Milada Horáková took a stand against communism, and paid with her life after a show trial
Prague is planning to mark the 70th anniversary of the execution of Milada Horáková with banners, broadcasts and an outdoor exhibition.
Horáková, a lawyer and politician who opposed the single-party communist system, was convicted of conspiracy and treason in a show trial. She was executed on June 27, 1950, at 5:35 am at Prague’s Pankrác Prison. Her body was then cremated. The location of her ashes in unknown.
Her trial and execution caused an international outcry, with scientist Albert Einstein taking up the cause and sending a protest telegram to communist leader Klement Gottwald. Winston Churchill and Eleanor Roosevelt also voiced opposition.
The verdict was annulled in 1968, and she was rehabilitated after the Velvet Revolution.
The street Milady Horákové in Prague’s Letná district was named in her honor in 1990. It had been called Obránců míru, meaning defenders of the peace. She was posthumously awarded the Order of Tomáš Garrigue Masaryk (1st Class) in 1991.

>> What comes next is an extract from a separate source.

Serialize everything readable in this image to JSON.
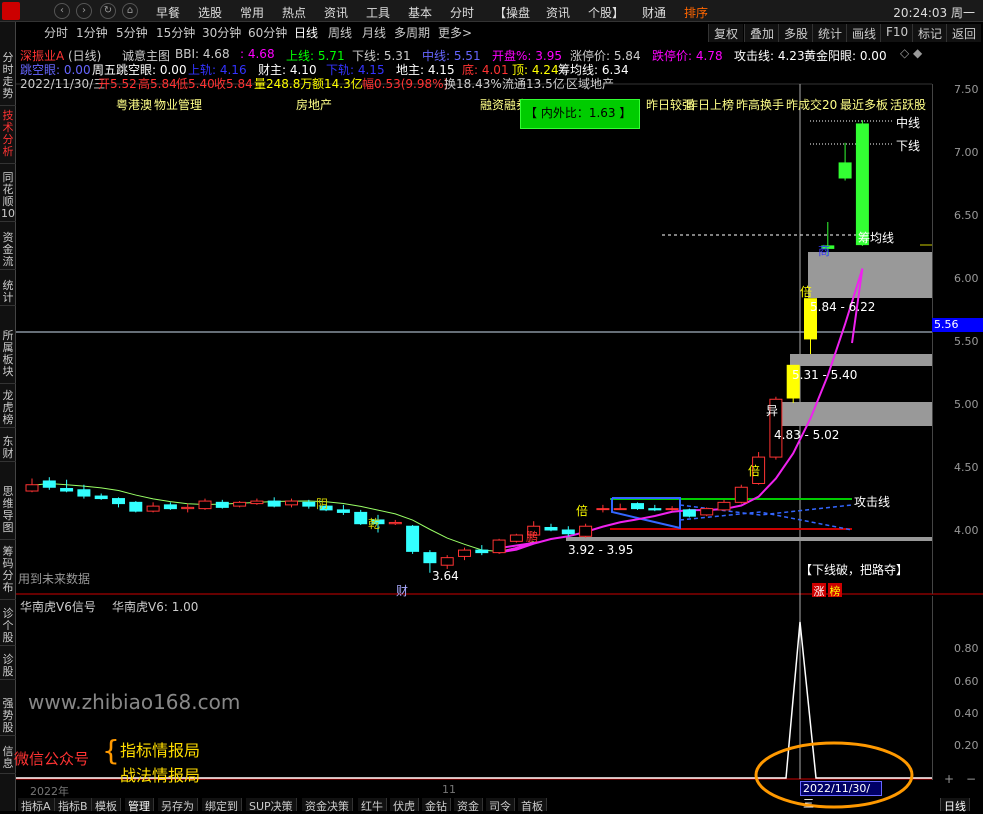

A memorial with a bronze likeness of her head is now at Vyšehrad Cemetery. It is also dedicated to other victims of totalitarianism.
An audio collage of recordings from the trial will be transmitted by sirens and messages in the metro on June 26, the day before the anniversary, as part of the civic initiative called Milada 70: Murdered by Communists (Milada 70: Zavražděna komunisty). The messages will be heard at 10:35 am, 12:35 pm, and 14:35 pm.